Anche per l’ivoriana Joana Choumali (ha esposto nel Padiglione della Costa d’Avorio alla 57. Biennale d’Arte di Venezia) la fotografia è intesa come un viaggio che comincia dalla materia: chiffon e tulle dialogano con le sue immagini. Albahian (2018) nella lingua Agni (è quella parlata da suo padre che appartiene all’etnia Akan) vuol dire alba.

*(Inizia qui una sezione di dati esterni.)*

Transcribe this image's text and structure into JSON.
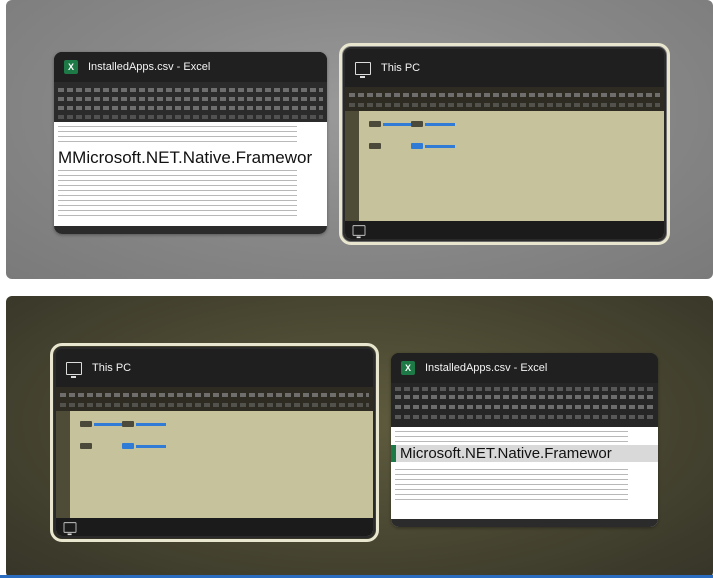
{
  "top_switcher": {
    "windows": [
      {
        "title": "InstalledApps.csv - Excel",
        "app": "excel",
        "icon": "excel-icon",
        "selected": false,
        "preview_text": "Microsoft.NET.Native.Framewor",
        "cell_prefix": "M"
      },
      {
        "title": "This PC",
        "app": "file-explorer",
        "icon": "computer-icon",
        "selected": true
      }
    ]
  },
  "bottom_switcher": {
    "windows": [
      {
        "title": "This PC",
        "app": "file-explorer",
        "icon": "computer-icon",
        "selected": true
      },
      {
        "title": "InstalledApps.csv - Excel",
        "app": "excel",
        "icon": "excel-icon",
        "selected": false,
        "preview_text": "Microsoft.NET.Native.Framewor"
      }
    ]
  },
  "colors": {
    "top_background": "#8a8a8a",
    "bottom_background": "#4a4832",
    "selection_outline": "#e9e6cf",
    "excel_green": "#1d7a46",
    "explorer_content": "#c6c39c"
  }
}
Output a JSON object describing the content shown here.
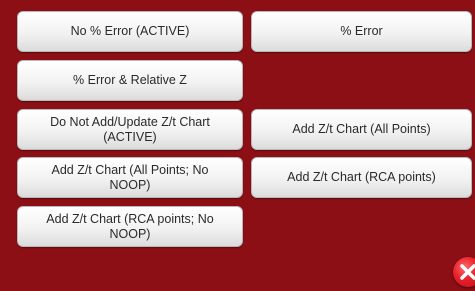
{
  "buttons": {
    "no_error": "No % Error (ACTIVE)",
    "error": "% Error",
    "error_rel_z": "% Error & Relative Z",
    "do_not_add": "Do Not Add/Update Z/t Chart\n(ACTIVE)",
    "add_all": "Add Z/t Chart (All Points)",
    "add_all_no_noop": "Add Z/t Chart (All Points; No\nNOOP)",
    "add_rca": "Add Z/t Chart (RCA points)",
    "add_rca_no_noop": "Add Z/t Chart (RCA points; No\nNOOP)"
  },
  "close": {
    "icon": "close-icon"
  },
  "colors": {
    "background": "#8b0f14",
    "close_button": "#e8202a"
  }
}
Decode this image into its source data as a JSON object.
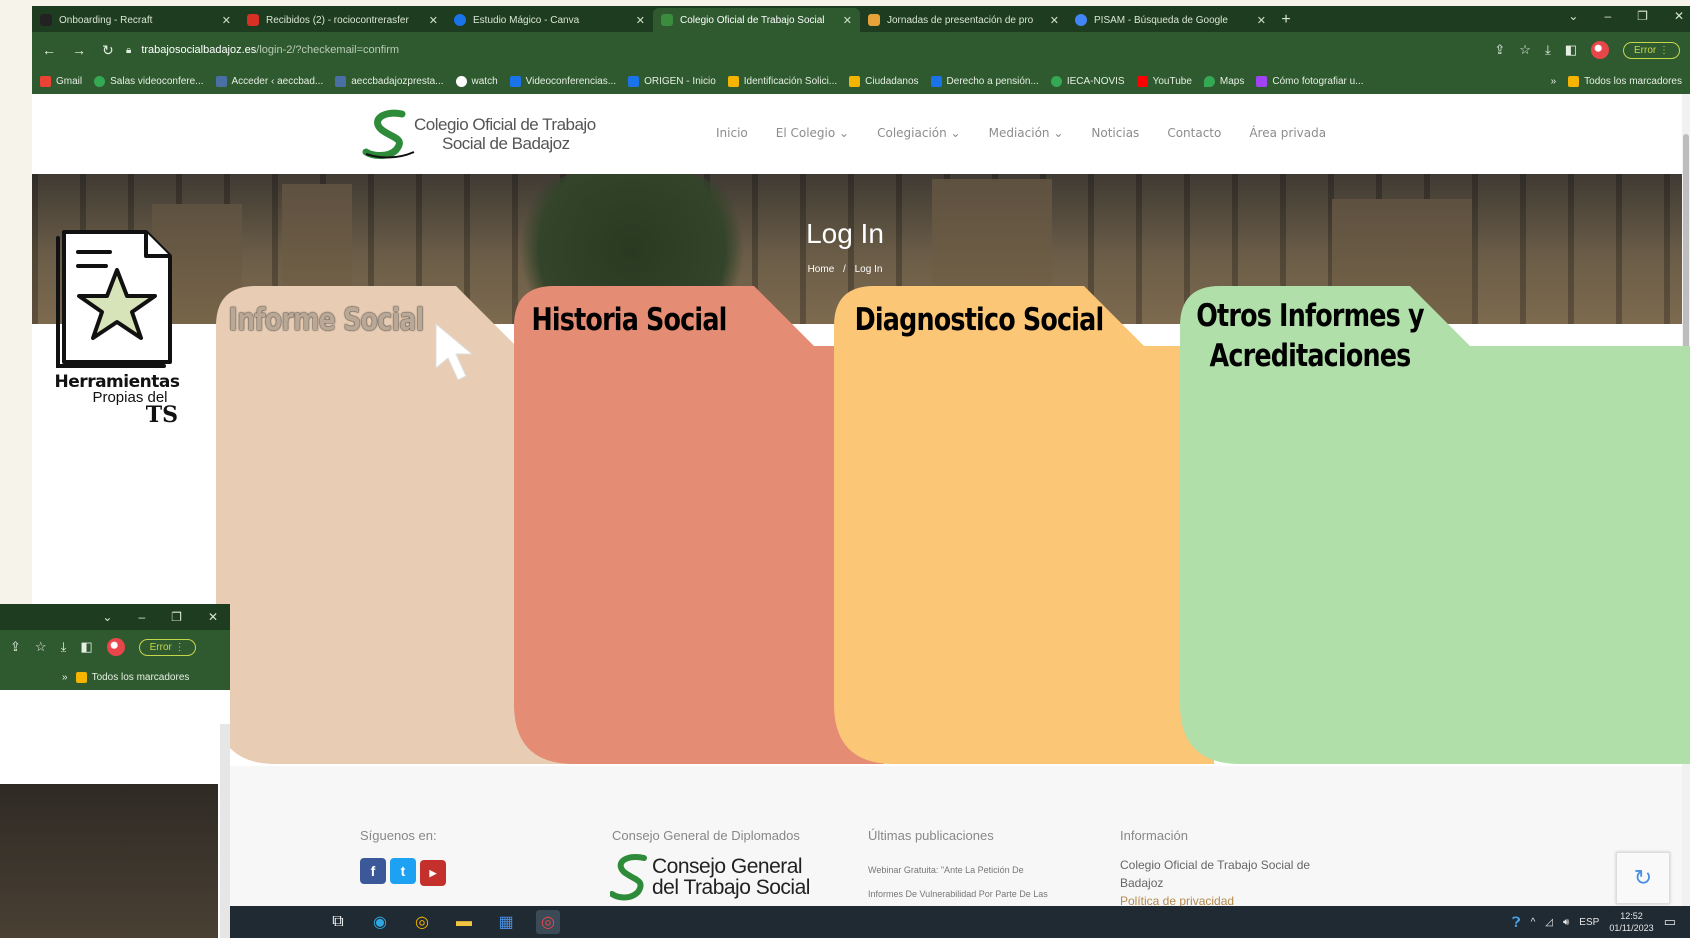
{
  "browser": {
    "tabs": [
      {
        "label": "Onboarding - Recraft",
        "color": "#222222",
        "active": false
      },
      {
        "label": "Recibidos (2) - rociocontrerasfer",
        "color": "#d93025",
        "active": false
      },
      {
        "label": "Estudio Mágico - Canva",
        "color": "#1a73e8",
        "active": false
      },
      {
        "label": "Colegio Oficial de Trabajo Social",
        "color": "#3c8c3e",
        "active": true
      },
      {
        "label": "Jornadas de presentación de pro",
        "color": "#e8a23a",
        "active": false
      },
      {
        "label": "PISAM - Búsqueda de Google",
        "color": "#4285f4",
        "active": false
      }
    ],
    "url_host": "trabajosocialbadajoz.es",
    "url_path": "/login-2/?checkemail=confirm",
    "error_label": "Error",
    "bookmarks": [
      {
        "label": "Gmail",
        "color": "#ea4335"
      },
      {
        "label": "Salas videoconfere...",
        "color": "#34a853"
      },
      {
        "label": "Acceder ‹ aeccbad...",
        "color": "#4a6fa5"
      },
      {
        "label": "aeccbadajozpresta...",
        "color": "#4a6fa5"
      },
      {
        "label": "watch",
        "color": "#ffffff"
      },
      {
        "label": "Videoconferencias...",
        "color": "#1a73e8"
      },
      {
        "label": "ORIGEN - Inicio",
        "color": "#1a73e8"
      },
      {
        "label": "Identificación Solici...",
        "color": "#f4b400"
      },
      {
        "label": "Ciudadanos",
        "color": "#f4b400"
      },
      {
        "label": "Derecho a pensión...",
        "color": "#1a73e8"
      },
      {
        "label": "IECA-NOVIS",
        "color": "#34a853"
      },
      {
        "label": "YouTube",
        "color": "#ff0000"
      },
      {
        "label": "Maps",
        "color": "#34a853"
      },
      {
        "label": "Cómo fotografiar u...",
        "color": "#a142f4"
      }
    ],
    "all_bookmarks": "Todos los marcadores"
  },
  "site": {
    "logo_line1": "Colegio Oficial de Trabajo",
    "logo_line2": "Social de Badajoz",
    "nav": [
      "Inicio",
      "El Colegio ⌄",
      "Colegiación ⌄",
      "Mediación ⌄",
      "Noticias",
      "Contacto",
      "Área privada"
    ],
    "hero_title": "Log In",
    "crumb_home": "Home",
    "crumb_sep": "/",
    "crumb_current": "Log In"
  },
  "footer": {
    "follow": "Síguenos en:",
    "consejo_heading": "Consejo General de Diplomados",
    "consejo_logo_l1": "Consejo General",
    "consejo_logo_l2": "del Trabajo Social",
    "latest_heading": "Últimas publicaciones",
    "latest_l1": "Webinar Gratuita: \"Ante La Petición De",
    "latest_l2": "Informes De Vulnerabilidad Por Parte De Las",
    "info_heading": "Información",
    "info_l1": "Colegio Oficial de Trabajo Social de",
    "info_l2": "Badajoz",
    "info_l3": "Política de privacidad"
  },
  "overlay": {
    "tool_line1": "Herramientas",
    "tool_line2": "Propias del",
    "tool_line3": "TS",
    "folders": [
      {
        "title": "Informe Social",
        "color": "#e8cdb4"
      },
      {
        "title": "Historia Social",
        "color": "#e58c75"
      },
      {
        "title": "Diagnostico Social",
        "color": "#fbc676"
      },
      {
        "title": "Otros Informes y Acreditaciones",
        "color": "#b1dfaa"
      }
    ]
  },
  "second_window": {
    "error_label": "Error",
    "all_bookmarks": "Todos los marcadores"
  },
  "taskbar": {
    "lang": "ESP",
    "time": "12:52",
    "date": "01/11/2023"
  }
}
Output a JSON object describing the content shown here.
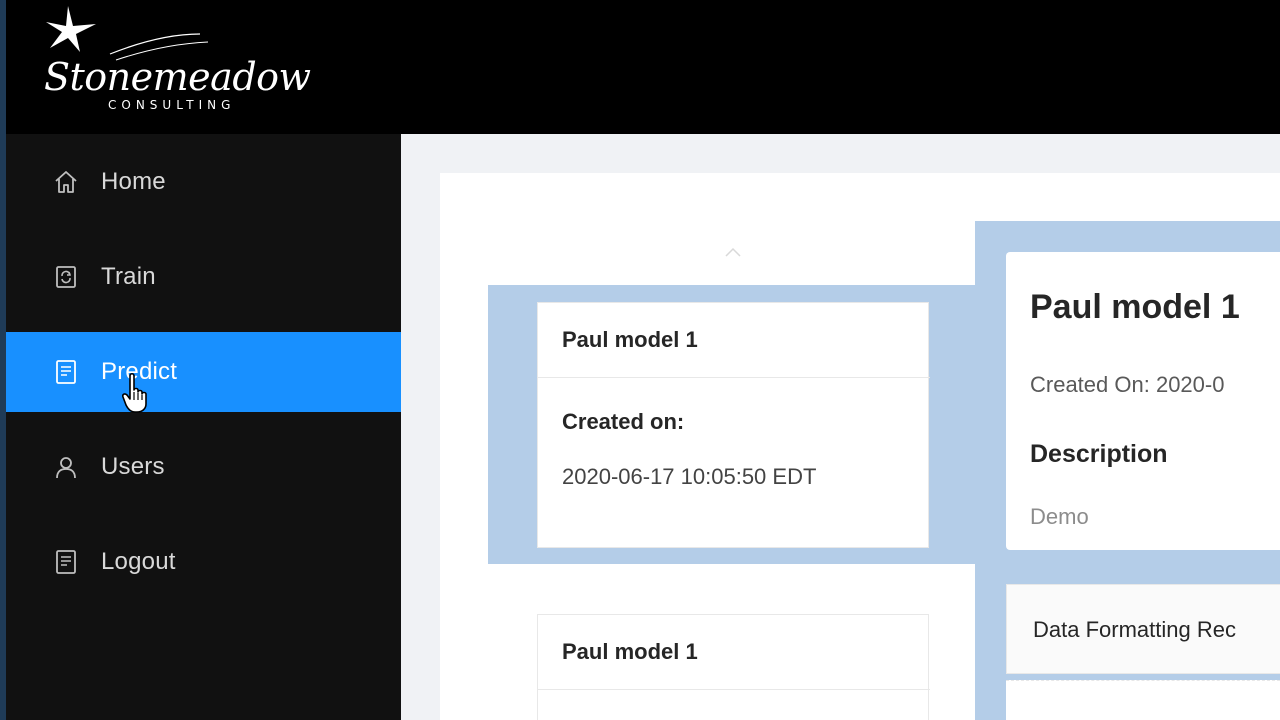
{
  "brand": {
    "name": "Stonemeadow",
    "tagline": "CONSULTING"
  },
  "sidebar": {
    "items": [
      {
        "label": "Home",
        "icon": "home-icon"
      },
      {
        "label": "Train",
        "icon": "train-icon"
      },
      {
        "label": "Predict",
        "icon": "predict-icon",
        "active": true
      },
      {
        "label": "Users",
        "icon": "user-icon"
      },
      {
        "label": "Logout",
        "icon": "logout-icon"
      }
    ]
  },
  "models": [
    {
      "name": "Paul model 1",
      "created_label": "Created on:",
      "created_value": "2020-06-17 10:05:50 EDT",
      "selected": true
    },
    {
      "name": "Paul model 1"
    }
  ],
  "detail": {
    "title": "Paul model 1",
    "created": "Created On:  2020-0",
    "description_heading": "Description",
    "description": "Demo",
    "format_section": "Data Formatting Rec"
  },
  "colors": {
    "active": "#1890ff",
    "highlight": "#b4cde8",
    "sidebar_bg": "#111111"
  }
}
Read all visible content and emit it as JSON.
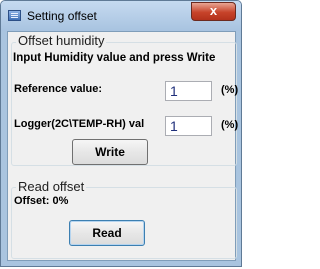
{
  "window": {
    "title": "Setting offset",
    "close_label": "x"
  },
  "offset_humidity": {
    "group_title": "Offset humidity",
    "instruction": "Input Humidity value and press Write",
    "reference_label": "Reference value:",
    "reference_value": "1",
    "reference_unit": "(%)",
    "logger_label": "Logger(2C\\TEMP-RH) val",
    "logger_value": "1",
    "logger_unit": "(%)",
    "write_label": "Write"
  },
  "read_offset": {
    "group_title": "Read offset",
    "offset_text": "Offset: 0%",
    "read_label": "Read"
  }
}
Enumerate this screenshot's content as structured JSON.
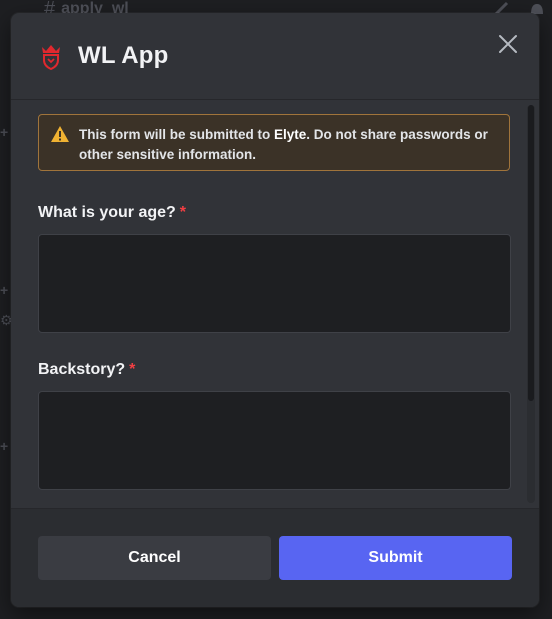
{
  "background": {
    "channel_name": "apply_wl",
    "channel_icon": "hash-icon"
  },
  "modal": {
    "title": "WL App",
    "app_icon": "crown-shield-icon",
    "close_icon": "close-icon",
    "warning": {
      "icon": "warning-icon",
      "text_before": "This form will be submitted to ",
      "brand": "Elyte",
      "text_after": ". Do not share passwords or other sensitive information."
    },
    "fields": [
      {
        "label": "What is your age?",
        "required_marker": "*",
        "value": ""
      },
      {
        "label": "Backstory?",
        "required_marker": "*",
        "value": ""
      }
    ],
    "footer": {
      "cancel_label": "Cancel",
      "submit_label": "Submit"
    }
  },
  "colors": {
    "accent": "#5865f2",
    "warning_border": "#a0743b",
    "required": "#f23f43",
    "app_icon": "#e0282e"
  }
}
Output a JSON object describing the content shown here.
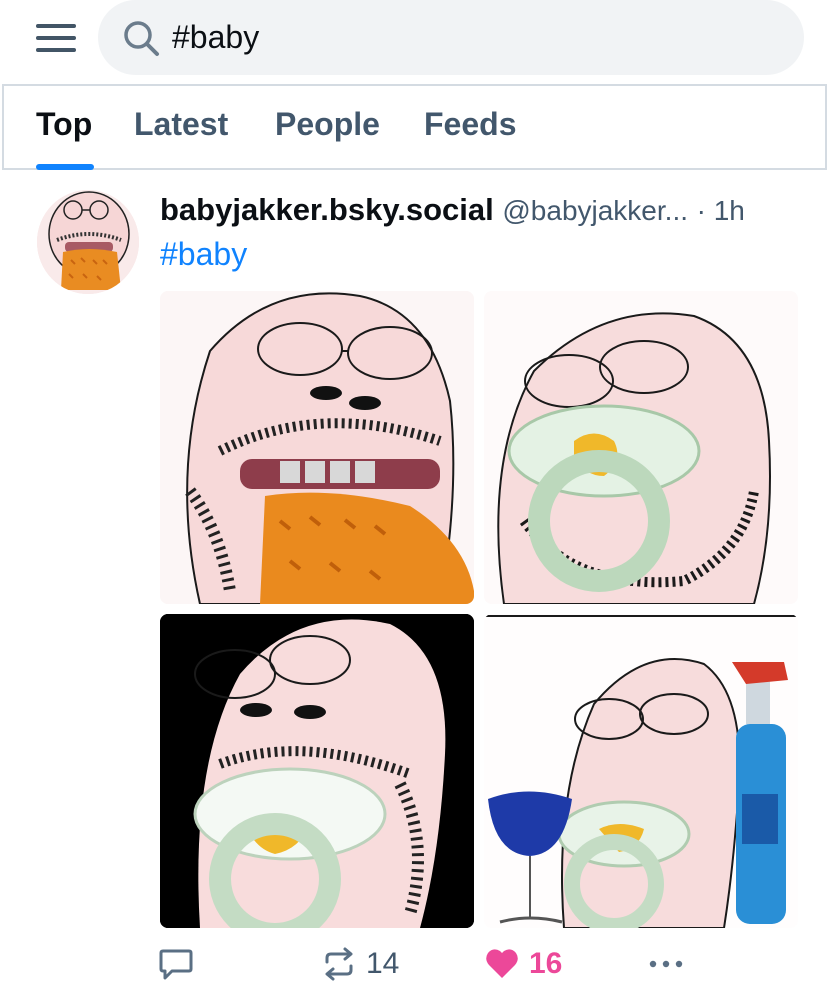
{
  "search": {
    "query": "#baby"
  },
  "tabs": [
    {
      "label": "Top"
    },
    {
      "label": "Latest"
    },
    {
      "label": "People"
    },
    {
      "label": "Feeds"
    }
  ],
  "post": {
    "display_name": "babyjakker.bsky.social",
    "handle": "@babyjakker...",
    "time": "· 1h",
    "text": "#baby",
    "actions": {
      "reposts": "14",
      "likes": "16"
    }
  },
  "colors": {
    "accent": "#1083fe",
    "like": "#ec4899",
    "muted": "#42576c"
  },
  "icons": [
    "menu-icon",
    "search-icon",
    "reply-icon",
    "repost-icon",
    "heart-icon",
    "more-icon"
  ]
}
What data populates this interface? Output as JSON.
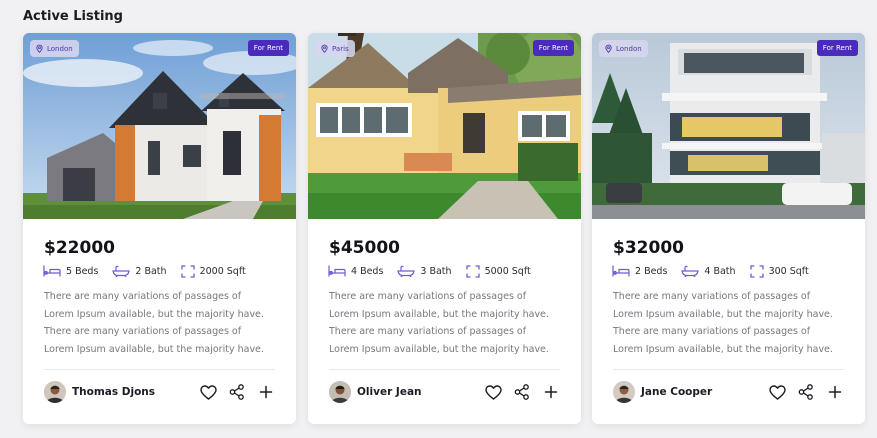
{
  "section_title": "Active Listing",
  "colors": {
    "accent": "#4b2bbd",
    "icon": "#6c5dd3",
    "price": "#121218",
    "text_muted": "#77777f"
  },
  "listings": [
    {
      "location": "London",
      "badge": "For Rent",
      "price": "$22000",
      "beds": "5 Beds",
      "baths": "2 Bath",
      "area": "2000 Sqft",
      "description": [
        "There are many variations of passages of",
        "Lorem Ipsum available, but the majority have.",
        "There are many variations of passages of",
        "Lorem Ipsum available, but the majority have."
      ],
      "agent": "Thomas Djons"
    },
    {
      "location": "Paris",
      "badge": "For Rent",
      "price": "$45000",
      "beds": "4 Beds",
      "baths": "3 Bath",
      "area": "5000 Sqft",
      "description": [
        "There are many variations of passages of",
        "Lorem Ipsum available, but the majority have.",
        "There are many variations of passages of",
        "Lorem Ipsum available, but the majority have."
      ],
      "agent": "Oliver Jean"
    },
    {
      "location": "London",
      "badge": "For Rent",
      "price": "$32000",
      "beds": "2 Beds",
      "baths": "4 Bath",
      "area": "300 Sqft",
      "description": [
        "There are many variations of passages of",
        "Lorem Ipsum available, but the majority have.",
        "There are many variations of passages of",
        "Lorem Ipsum available, but the majority have."
      ],
      "agent": "Jane Cooper"
    }
  ],
  "icons": {
    "location": "map-pin-icon",
    "beds": "bed-icon",
    "baths": "bathtub-icon",
    "area": "area-frame-icon",
    "favorite": "heart-icon",
    "share": "share-icon",
    "add": "plus-icon"
  }
}
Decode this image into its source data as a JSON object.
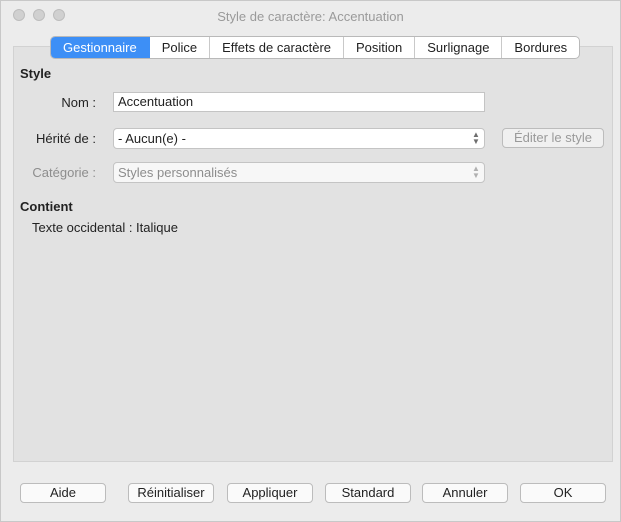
{
  "window": {
    "title": "Style de caractère: Accentuation"
  },
  "tabs": [
    {
      "label": "Gestionnaire"
    },
    {
      "label": "Police"
    },
    {
      "label": "Effets de caractère"
    },
    {
      "label": "Position"
    },
    {
      "label": "Surlignage"
    },
    {
      "label": "Bordures"
    }
  ],
  "style_section": {
    "title": "Style",
    "name_label": "Nom :",
    "name_value": "Accentuation",
    "inherit_label": "Hérité de :",
    "inherit_value": "- Aucun(e) -",
    "edit_style_button": "Éditer le style",
    "category_label": "Catégorie :",
    "category_value": "Styles personnalisés"
  },
  "contains_section": {
    "title": "Contient",
    "text": "Texte occidental : Italique"
  },
  "footer_buttons": {
    "help": "Aide",
    "reset": "Réinitialiser",
    "apply": "Appliquer",
    "standard": "Standard",
    "cancel": "Annuler",
    "ok": "OK"
  },
  "colors": {
    "active_tab": "#3d8ff6",
    "window_bg": "#ececec",
    "panel_bg": "#e2e2e2"
  }
}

“Ho fotografato sempre con la prima luce del mattino,” – afferma Choumali – “aggiungendo strati alle fotografie. Strati di memoria della mia infanzia, sensazioni, suggestioni tra sogno e realtà. Invito la gente ad entrare nel mio mondo che è un viaggio introspettivo che riguarda l’accettazione e la scoperta di sé. Un percorso che parla di rinnovamento e rinascita.” Il tessuto bianco che protegge e allo stesso tempo opacizza l’immagine fotografica, lasciando in sospensione la vitalità del nuovo inizio a cui allude il titolo stesso del progetto, ha certamente un significato di purezza ma è anche la trascrizione della dimensione ovattata di un momento in divenire. “In Costa d’Avorio, come in altri paesi dell’africa occidentale, il clima è molto umido e si ha la sensazione di essere immersi in un contesto letteralmente sfocato,” continua. “Anche in questa serie, come nelle precedenti Ça va aller e Translation, c’è un rapporto molto intimo con il ricamo che mi riporta sempre all’idea di meditazione e femminilità. Per Ça va aller ho iniziato a ricamare perché, per ragioni di salute, non ero in grado di fotografare come ero abituata a fare. Ho iniziato il progetto nella mia camera da letto. È stato un lavoro molto intimo e calmo, in parte legato alla solitudine e fortemente connesso con la riconciliazione con me stessa. Quando ero giovane cercavo il riconoscimento, volevo essere ancora più brava dei fotografi uomini in quanto la professione del fotografo è considerata maschile. Non dico di aver cancellato la mia femminilità, ma l’ho messa da parte. Solo due anni fa ho scoperto che potevo essere semplicemente me stessa. Ricamo e tessuto mi hanno aiutata a rammendare delle parti di me che certe volte sono disconnesse, parti silenziose di cui ignoro in parte l’esistenza.”